Case Studies
Real-World Data & Digital Solutions in Action
At Katto Corporation, we apply data engineering, analytics, and automation to solve complex business challenges. Below are selected projects that demonstrate our technical expertise and strategic execution.
- Jane Smith
Business Intelligence & Data Visualization
Challenge
Transforming complex datasets into actionable business insights.
Solution
Designed interactive dashboards analyzing sales performance, customer segmentation, and global data trends.
Technologies Used
Power BI • Tableau • Looker • Data Visualization • Analytics
Impact
Converted raw data into intuitive visual reports supporting strategic decision-making.
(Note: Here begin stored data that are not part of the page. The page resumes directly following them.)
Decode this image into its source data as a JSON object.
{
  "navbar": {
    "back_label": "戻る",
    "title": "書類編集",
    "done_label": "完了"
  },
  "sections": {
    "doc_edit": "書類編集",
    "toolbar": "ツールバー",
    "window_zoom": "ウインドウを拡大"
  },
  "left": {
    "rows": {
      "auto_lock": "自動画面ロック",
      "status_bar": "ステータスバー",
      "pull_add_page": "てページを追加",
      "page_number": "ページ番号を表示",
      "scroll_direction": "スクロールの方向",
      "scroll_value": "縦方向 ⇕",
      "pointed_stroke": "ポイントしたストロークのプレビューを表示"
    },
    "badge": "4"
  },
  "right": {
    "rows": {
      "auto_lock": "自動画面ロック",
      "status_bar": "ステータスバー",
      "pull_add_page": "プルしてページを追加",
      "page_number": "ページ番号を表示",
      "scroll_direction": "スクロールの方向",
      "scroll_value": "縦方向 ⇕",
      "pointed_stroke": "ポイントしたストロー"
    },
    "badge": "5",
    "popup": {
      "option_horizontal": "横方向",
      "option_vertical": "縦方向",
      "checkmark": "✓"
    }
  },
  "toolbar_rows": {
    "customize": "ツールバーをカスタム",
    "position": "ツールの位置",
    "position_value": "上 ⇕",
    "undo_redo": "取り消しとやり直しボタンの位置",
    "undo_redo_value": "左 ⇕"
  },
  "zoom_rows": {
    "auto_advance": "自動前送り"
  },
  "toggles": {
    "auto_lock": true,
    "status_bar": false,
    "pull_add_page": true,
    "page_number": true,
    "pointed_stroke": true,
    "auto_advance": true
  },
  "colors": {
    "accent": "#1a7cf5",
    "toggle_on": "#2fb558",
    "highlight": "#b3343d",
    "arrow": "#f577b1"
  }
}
Data Pipeline & Analytics on GCP
Challenge
Organizations often struggle with fragmented data sources and manual reporting processes.
Solution
Designed and implemented an end-to-end ETL pipeline using Google Cloud Platform, including BigQuery, Data Fusion, and Looker. Automated data ingestion, transformation, and visualization workflows.
Technologies Used
Python • SQL • BigQuery • Google Data Fusion • Looker
Impact
Enabled scalable data processing and real-time reporting capabilities, improving operational visibility and decision-making efficiency.




Sentiment Analysis – Social Media Data
Challenge
Understanding public sentiment from unstructured social media data.
Solution
Built a sentiment analysis system using Python, Tweepy, and TextBlob to classify tweets and extract insights from social conversations.
Technologies Used
Python • NLP • Twitter API • TextBlob
Impact
Delivered structured sentiment insights from unstructured data, enabling better understanding of trends and audience perception.



Machine Learning Model – Health Data Classification
Challenge
Classifying medical data accurately at scale requires efficient distributed processing and feature engineering.
Solution
Developed a predictive classification model using PySpark to analyze large datasets and determine hepatitis status. Implemented full pipeline including data cleaning, feature engineering, model training, and evaluation.
Technologies Used
PySpark • Machine Learning • Python
Impact
Demonstrated scalable ML workflow capable of handling large-volume datasets while maintaining strong predictive performance.